2003 single by Martina McBride

"This One's for the Girls" is a song written by Chris Lindsey, Hillary Lindsey, and Aimee Mayo and recorded by American country music singer Martina McBride. It was released in June 2003 as the first single from McBride's seventh studio album, Martina. The song peaked at number three on the US Billboard Hot Country Singles & Tracks charts and at number 39 on the Billboard Hot 100. The song was also a number-one hit on the Adult Contemporary charts.
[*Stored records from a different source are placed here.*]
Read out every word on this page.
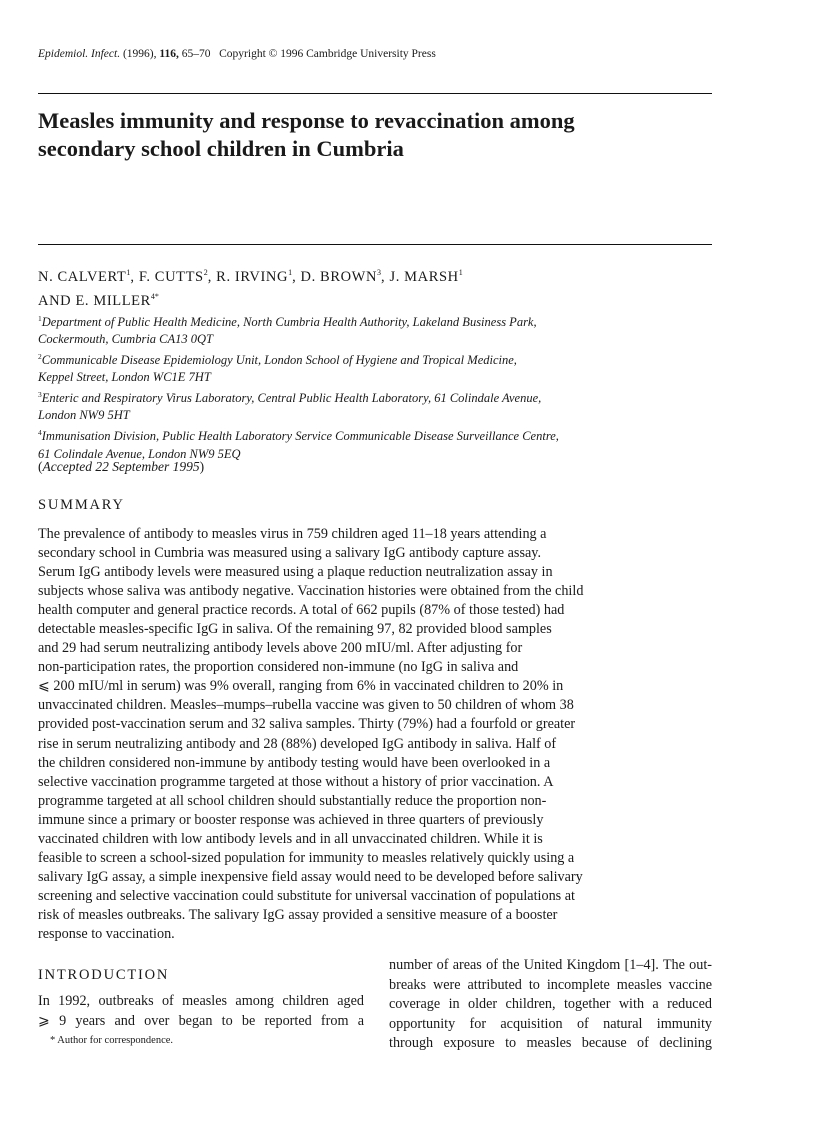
Epidemiol. Infect. (1996), 116, 65–70 Copyright © 1996 Cambridge University Press
Measles immunity and response to revaccination among
secondary school children in Cumbria
N. CALVERT$^1$, F. CUTTS$^2$, R. IRVING$^1$, D. BROWN$^3$, J. MARSH$^1$
AND E. $MILLER^{4*}$
$^1$Department of Public Health Medicine, North Cumbria Health Authority, Lakeland Business Park,
Cockermouth, Cumbria CA13 0QT
$^2$Communicable Disease Epidemiology Unit, London School of Hygiene and Tropical Medicine,
Keppel Street, London WC1E 7HT
$^3$Enteric and Respiratory Virus Laboratory, Central Public Health Laboratory, 61 Colindale Avenue,
London NW9 5HT
$^4$Immunisation Division, Public Health Laboratory Service Communicable Disease Surveillance Centre,
61 Colindale Avenue, London NW9 5EQ
(Accepted 22 September 1995)
SUMMARY
The prevalence of antibody to measles virus in 759 children aged 11–18 years attending a
secondary school in Cumbria was measured using a salivary IgG antibody capture assay.
Serum IgG antibody levels were measured using a plaque reduction neutralization assay in
subjects whose saliva was antibody negative. Vaccination histories were obtained from the child
health computer and general practice records. A total of 662 pupils (87% of those tested) had
detectable measles-specific IgG in saliva. Of the remaining 97, 82 provided blood samples
and 29 had serum neutralizing antibody levels above 200 mIU/ml. After adjusting for
non-participation rates, the proportion considered non-immune (no IgG in saliva and
⩽ 200 mIU/ml in serum) was 9% overall, ranging from 6% in vaccinated children to 20% in
unvaccinated children. Measles–mumps–rubella vaccine was given to 50 children of whom 38
provided post-vaccination serum and 32 saliva samples. Thirty (79%) had a fourfold or greater
rise in serum neutralizing antibody and 28 (88%) developed IgG antibody in saliva. Half of
the children considered non-immune by antibody testing would have been overlooked in a
selective vaccination programme targeted at those without a history of prior vaccination. A
programme targeted at all school children should substantially reduce the proportion non-
immune since a primary or booster response was achieved in three quarters of previously
vaccinated children with low antibody levels and in all unvaccinated children. While it is
feasible to screen a school-sized population for immunity to measles relatively quickly using a
salivary IgG assay, a simple inexpensive field assay would need to be developed before salivary
screening and selective vaccination could substitute for universal vaccination of populations at
risk of measles outbreaks. The salivary IgG assay provided a sensitive measure of a booster
response to vaccination.
INTRODUCTION
In 1992, outbreaks of measles among children aged
⩾ 9 years and over began to be reported from a
* Author for correspondence.
number of areas of the United Kingdom [1–4]. The out-
breaks were attributed to incomplete measles vaccine
coverage in older children, together with a reduced
opportunity for acquisition of natural immunity
through exposure to measles because of declining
A remixed version of "This One's for the Girls" was included on her 2008 compilation album Playlist: The Very Best of Martina McBride.

==Content==
The song's lyrics are a salute to women of various ages (who are "about thirteen," "about twenty-five," and "about forty-two") dealing with the struggles of different phases of life–starting high school and facing new pressures, coping with uncertainty about a career, and reaching middle age–and tells them "You're beautiful the way you are." McBride's first two daughters, Delaney and Emma, sing backing vocals on the song, as do fellow country singers Carolyn Dawn Johnson and Faith Hill.

==Personnel==
Personnel are taken from the Martina liner notes.
- Martina McBride – lead and backing vocals
- John Hobbs – Hammond B3 organ
- B. James Lowry – acoustic guitar
- Biff Watson – acoustic guitar
- J. T. Corenflos – electric guitar
- Dann Huff – electric guitar
- Dan Dugmore – 12-string guitar, steel guitar
- Jimmie Lee Sloas – bass
- Lonnie Wilson – drums
- David Huff – drum programming
- Faith Hill – backing vocals
- Carolyn Dawn Johnson – backing vocals
- Hillary Lindsey – backing vocals
- Aimee Mayo – backing vocals
- Delaney McBride – backing vocals
- Emma McBride – backing vocals

==Charts==

===Weekly charts===

| Chart (2003) | Peak position |
|---|---|
| US Billboard Hot 100 | 39 |
| US Adult Contemporary (Billboard) | 1 |
| US Adult Pop Airplay (Billboard) | 32 |
| US Hot Country Songs (Billboard) | 3 |

===Year-end charts===

| Chart (2003) | Position |
|---|---|
| US Hot Country Singles & Tracks (Billboard) | 28 |

| Chart (2004) | Position |
|---|---|
| US Adult Contemporary (Billboard) | 6 |
| US Adult Top 40 (Billboard) | 92 |

==Certifications==

| Region | Certification | Certified units/sales |
| United States (RIAA) | Platinum | 1,000,000^{‡} |
^{‡} Sales+streaming figures based on certification alone.